Dewhurst’s opponents in next year’s lieutenant governor’s race — Land Commissioner Jerry Patterson, Agriculture Commissioner Todd Staples and state Sen. Dan Patrick, R-Houston — all have pounced on Dewhurst for this apparent abuse of authority.

Dallas Morning News blogger Ralph De La Cruz said it well. The call showed bad judgment “because a high-profile politician should never make that call. For one, it’s recorded. But more importantly, any self-respecting pol knows: you call a supporter or agency appointee, and have THEM call Allen PD.”

Dewhurst puts on brass knuckles

Texas’s most interesting political contest in 2014 is going to be for lieutenant governor.

Bet on it.

Lt. Gov. David Dewhurst has announced his plans to seek re-election for a fourth term to what used to be considered the state’s most powerful office. Rick Perry’s forever-long tenure as governor took care of that, as the Pride of Paint Creek redefined the governor’s office and made it No. 1 on the state’s political pecking order.

http://blog.beaumontenterprise.com/bayou/2013/08/12/dewhurst-announces-reelection-campaign-for-texas-lt-governor/

Dewhurst, though, wants to take back that role … or so it seems. He’ll have a crowded field of Republican primary challengers to fend off. Land Commissioner Jerry “The Gun Guy” Patterson is in the field; so is Agriculture Commissioner Todd Staples; and the most recent participant is state Sen. Dan Patrick of Houston.

It occurs to me that three of them — Dewhurst, Patterson and Patrick — all hail from the greater Houston area. Just sayin’.

In Dewhurst’s vision of a perfect world, he wouldn’t be there. He’d be in the U.S. Senate.

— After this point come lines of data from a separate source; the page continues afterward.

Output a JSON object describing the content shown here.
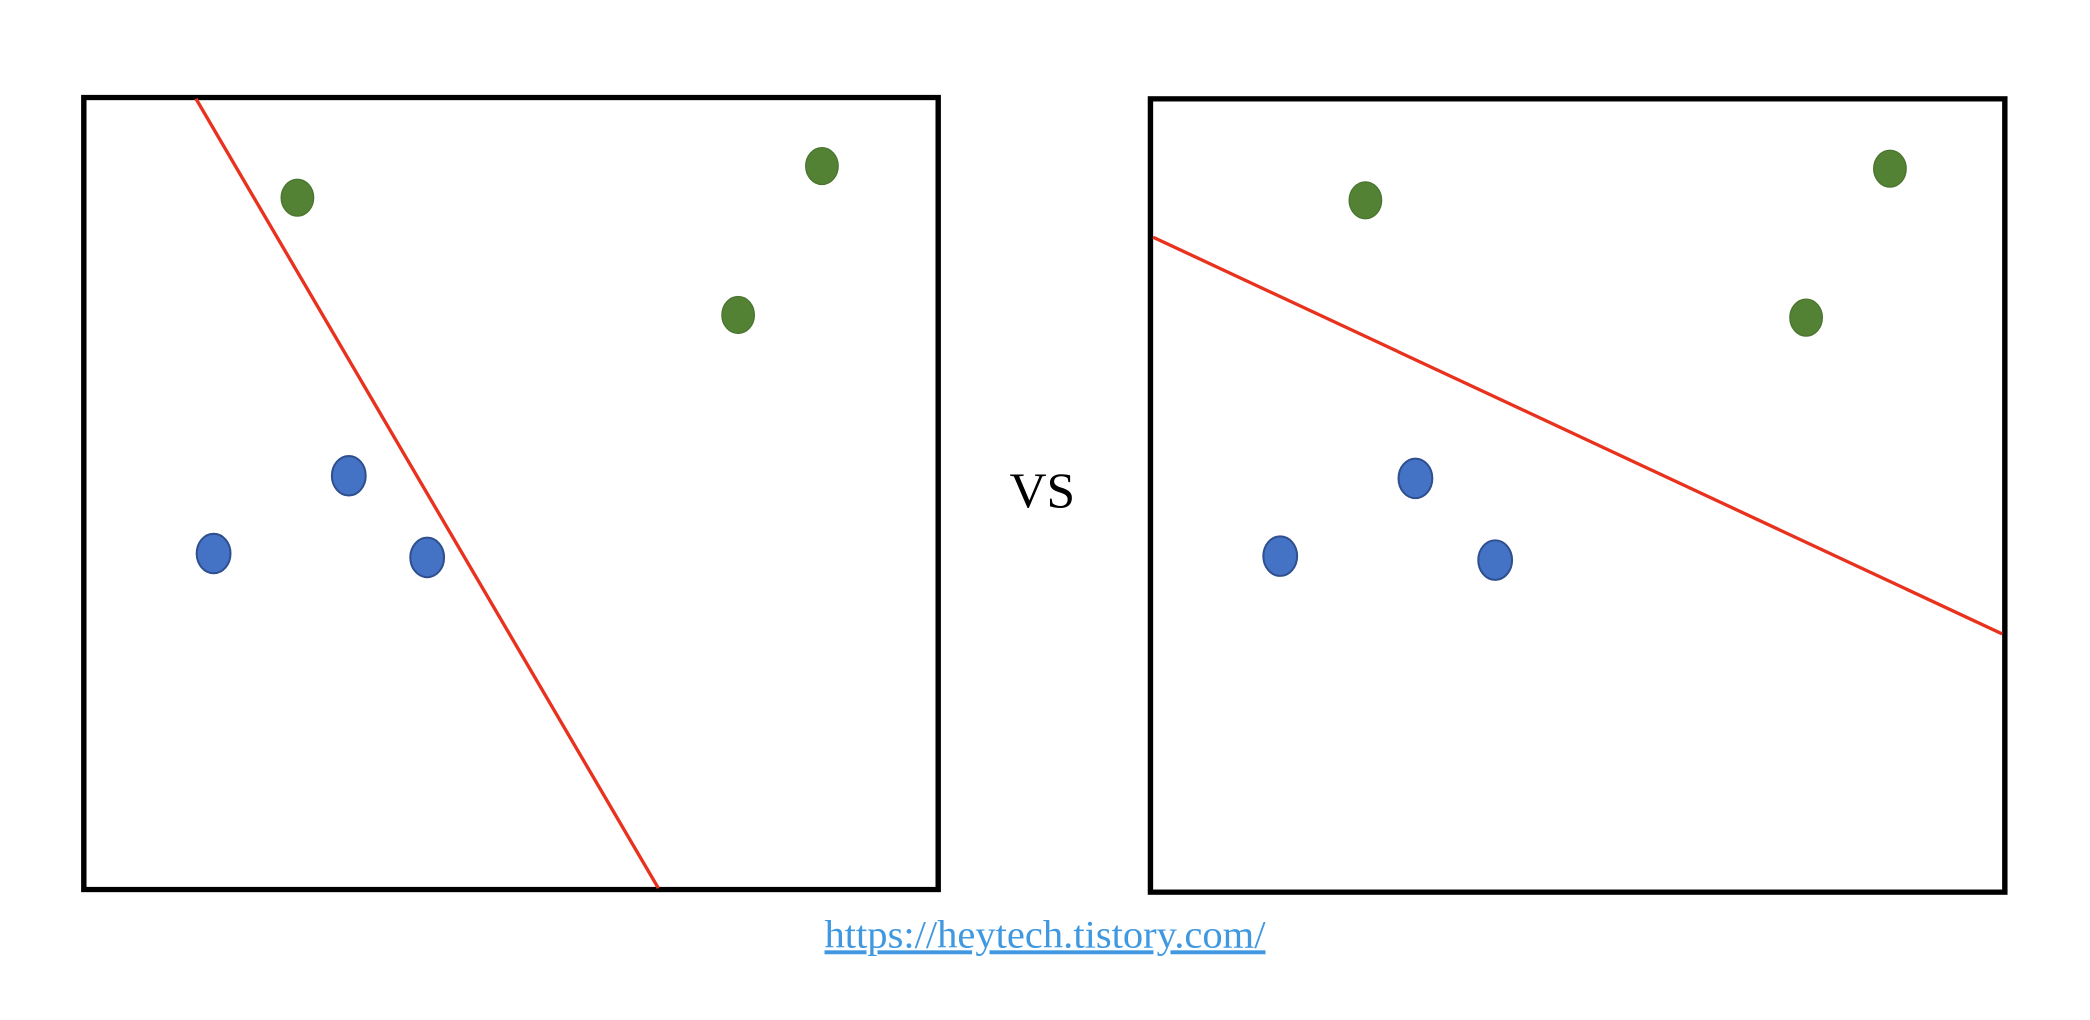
{
  "separator": "VS",
  "link": {
    "text": "https://heytech.tistory.com/"
  }
}
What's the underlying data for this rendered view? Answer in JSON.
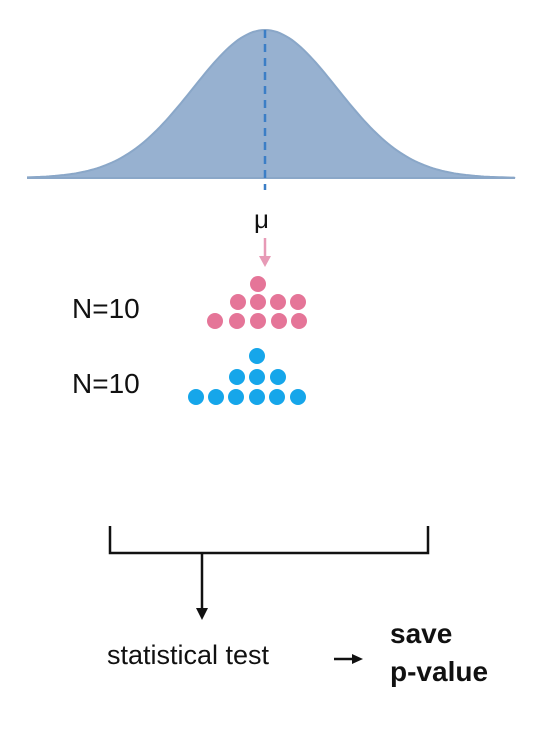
{
  "diagram": {
    "distribution": {
      "mean_label": "μ",
      "fill_color": "#97b1d0",
      "mean_line_color": "#3b7ec6"
    },
    "samples": [
      {
        "label": "N=10",
        "color": "#e57598",
        "count": 10
      },
      {
        "label": "N=10",
        "color": "#16a6ea",
        "count": 10
      }
    ],
    "sample_arrow_color": "#e79ab6",
    "test": {
      "label": "statistical test",
      "result_line1": "save",
      "result_line2": "p-value"
    }
  }
}
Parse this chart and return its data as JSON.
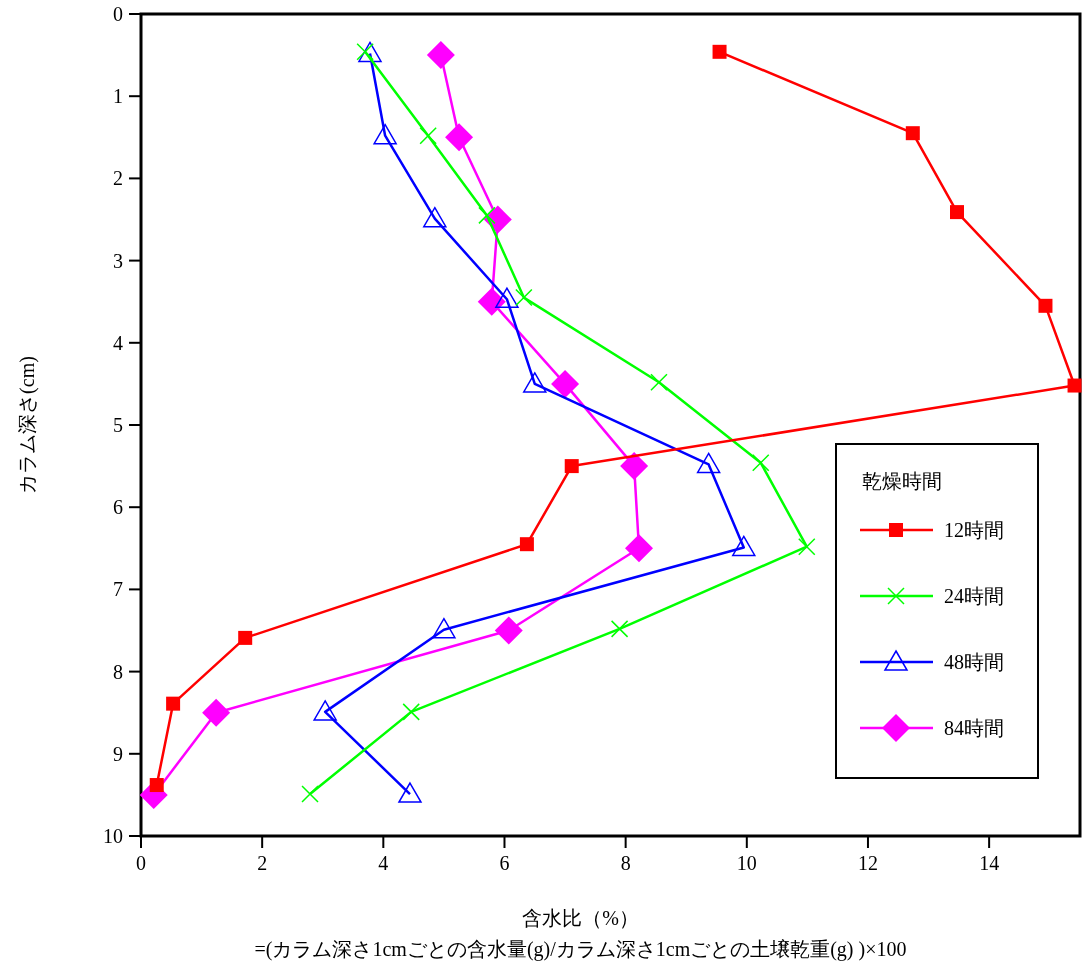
{
  "chart_data": {
    "type": "line",
    "xlabel": "含水比（%）",
    "ylabel": "カラム深さ(cm)",
    "legend_title": "乾燥時間",
    "annotations": [
      "=(カラム深さ1cmごとの含水量(g)/カラム深さ1cmごとの土壌乾重(g) )×100"
    ],
    "xlim": [
      0,
      15.5
    ],
    "xticks": [
      0,
      2,
      4,
      6,
      8,
      10,
      12,
      14
    ],
    "ylim": [
      10,
      0
    ],
    "yticks": [
      0,
      1,
      2,
      3,
      4,
      5,
      6,
      7,
      8,
      9,
      10
    ],
    "legend": "right",
    "grid": false,
    "line_style": "solid",
    "series": [
      {
        "name": "12時間",
        "color": "#ff0000",
        "marker": "square",
        "x": [
          9.55,
          12.74,
          13.47,
          14.93,
          15.41,
          7.11,
          6.37,
          1.72,
          0.53,
          0.26
        ],
        "values": [
          0.46,
          1.45,
          2.41,
          3.55,
          4.52,
          5.5,
          6.45,
          7.59,
          8.39,
          9.38
        ]
      },
      {
        "name": "24時間",
        "color": "#00ff00",
        "marker": "cross",
        "x": [
          3.7,
          4.74,
          5.71,
          6.32,
          8.55,
          10.23,
          10.99,
          7.9,
          4.46,
          2.79
        ],
        "values": [
          0.46,
          1.48,
          2.45,
          3.45,
          4.48,
          5.46,
          6.48,
          7.48,
          8.49,
          9.49
        ]
      },
      {
        "name": "48時間",
        "color": "#0000ff",
        "marker": "triangle",
        "x": [
          3.78,
          4.03,
          4.85,
          6.04,
          6.5,
          9.37,
          9.95,
          5.0,
          3.04,
          4.44
        ],
        "values": [
          0.48,
          1.48,
          2.49,
          3.47,
          4.5,
          5.48,
          6.49,
          7.49,
          8.49,
          9.49
        ]
      },
      {
        "name": "84時間",
        "color": "#ff00ff",
        "marker": "diamond",
        "x": [
          4.95,
          5.25,
          5.89,
          5.79,
          7.0,
          8.14,
          8.22,
          6.07,
          1.24,
          0.21
        ],
        "values": [
          0.5,
          1.5,
          2.5,
          3.5,
          4.5,
          5.5,
          6.5,
          7.5,
          8.5,
          9.5
        ]
      }
    ]
  }
}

He ran into a right-wing attack dog in Ted Cruz in the 2012 GOP primary, who then beat Dewhurst in the runoff, spoiling the odds-on favorite’s chances to join to the Senate “club.”

Dewhurst became the victim of what’s become a newly coined verb. He was “Cruzed” in the primary. I’m betting he won’t let that happen again as he runs for re-election.

The lieutenant governor’s contest race is going to be fun to watch.